There Are Better Ways to Help Underserved Entrepreneurs
Easing restrictions to allow alternative lenders to make SBA loans is not the answer.
By Ami Kassar
Last week, I visited Washington, D.C., to add my two cents to the current debate about easing requirements and rules to allow fintech lenders to make Small Business Administration loans. Those who support these changes believe they will put more capital into the hands of underserved entrepreneurs.
Let me be clear: I am 100 percent in favor of creating the infrastructure and scaffolding to give everyone who wants to start a company in this country their best possible chance of success. This goal is essential and critical to economic equality and our future. And it’s a BHAG—a big hairy audacious goal—that will not be solved overnight. It will take at least a decade, if not more, to make a difference.
That said, the current proposal to allow alternative lenders into the SBA program with lighter rules and regulations, is shortsighted and flawed. We need to slow down and refocus.
Fast access to capital is not the answer to the problems of most small businesses. When you take a loan, you need to pay it back. And if you don’t have a solid business plan and team around you to support your loan, the chances are very good that you will fail. A delinquent debt to the United States government is not a good mark on a budding entrepreneur’s resume.
Likewise, if delinquencies rise, the entire SBA program, which currently runs with zero government subsidy, could be put at risk. That would damage lots of other small businesses—not to mention our economy. Most important, if we want to help underserved entrepreneurs, there are much better ways to do it.

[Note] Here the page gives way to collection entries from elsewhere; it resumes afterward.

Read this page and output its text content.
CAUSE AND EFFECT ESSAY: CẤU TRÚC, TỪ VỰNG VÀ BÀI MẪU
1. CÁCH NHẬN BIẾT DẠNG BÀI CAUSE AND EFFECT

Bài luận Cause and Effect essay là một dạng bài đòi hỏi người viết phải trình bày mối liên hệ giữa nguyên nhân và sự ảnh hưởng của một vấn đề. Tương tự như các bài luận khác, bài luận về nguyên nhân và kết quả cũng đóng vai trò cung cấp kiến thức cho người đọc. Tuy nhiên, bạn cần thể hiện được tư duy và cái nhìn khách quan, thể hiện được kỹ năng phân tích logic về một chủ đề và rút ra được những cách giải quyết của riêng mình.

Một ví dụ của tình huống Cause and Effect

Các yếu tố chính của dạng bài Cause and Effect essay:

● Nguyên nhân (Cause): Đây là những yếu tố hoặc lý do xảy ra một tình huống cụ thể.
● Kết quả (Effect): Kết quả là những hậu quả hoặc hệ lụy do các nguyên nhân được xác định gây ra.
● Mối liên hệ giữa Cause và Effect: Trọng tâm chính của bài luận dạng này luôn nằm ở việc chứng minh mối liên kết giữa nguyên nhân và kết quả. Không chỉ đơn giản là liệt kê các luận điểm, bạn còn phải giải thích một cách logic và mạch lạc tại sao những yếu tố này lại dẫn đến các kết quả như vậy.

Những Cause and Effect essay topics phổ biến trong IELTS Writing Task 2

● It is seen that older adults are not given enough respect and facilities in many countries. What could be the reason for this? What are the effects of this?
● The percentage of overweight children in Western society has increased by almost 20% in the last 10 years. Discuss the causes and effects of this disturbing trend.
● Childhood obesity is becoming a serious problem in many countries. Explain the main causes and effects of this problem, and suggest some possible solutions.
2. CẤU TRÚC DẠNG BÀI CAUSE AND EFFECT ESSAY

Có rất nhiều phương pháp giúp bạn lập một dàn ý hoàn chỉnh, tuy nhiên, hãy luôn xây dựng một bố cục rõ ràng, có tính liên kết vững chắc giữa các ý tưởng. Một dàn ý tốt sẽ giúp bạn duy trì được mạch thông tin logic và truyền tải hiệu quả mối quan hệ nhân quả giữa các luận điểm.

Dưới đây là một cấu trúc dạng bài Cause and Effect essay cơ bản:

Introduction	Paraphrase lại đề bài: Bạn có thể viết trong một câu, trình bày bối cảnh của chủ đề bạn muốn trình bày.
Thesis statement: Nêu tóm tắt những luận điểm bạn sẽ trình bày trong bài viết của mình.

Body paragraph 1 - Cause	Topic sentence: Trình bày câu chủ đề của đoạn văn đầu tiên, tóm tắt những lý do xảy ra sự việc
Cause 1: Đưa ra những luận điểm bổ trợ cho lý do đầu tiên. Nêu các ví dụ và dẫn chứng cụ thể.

We need to double, triple, or quadruple the resources we are putting into underserved communities to help with entrepreneurship. And we need to make this a combined effort of government, private enterprise, and academia. Just as we have Teach for America, we need more programs that expose college graduates to entrepreneurship.
One night during the Pandemic, I was asked to teach a virtual SBA class for a female entrepreneurship group at an African American church. About a dozen women on Zoom were trying to get side hustles off the ground. The session was supposed to last an hour, and my SBA slide deck was ready.
As the session began, I quickly realized that the last thing any of these entrepreneurs needed was a loan. You see, like many entrepreneurs, they thought they needed more money to get started than they really did. So the PowerPoint was never opened that night. Instead, we worked for hours breaking down their plans one by one. In every case, there were more straightforward and less expensive ways to test their concept and get it off the ground.
For example, one woman wanted to start a business baking desserts for restaurants. She was convinced that she needed to borrow $50,000 to open a kitchen. She hadn’t considered that she could prove her concept by baking in her home kitchen or renting a kitchen during off hours at a local restaurant.
But here’s the thing: I have little doubt that if a fintech lender were to offer these budding entrepreneurs an SBA loan that would land in their bank accounts in a few days, every one would jump on it. And then, if the loans were approved, most of the women would have a liability on their hands that they were not yet prepared to handle.
Let’s do everything we can to serve underserved entrepreneurs, but let’s be smart about it.
Ami Kassar is co-founder of MultiFunding.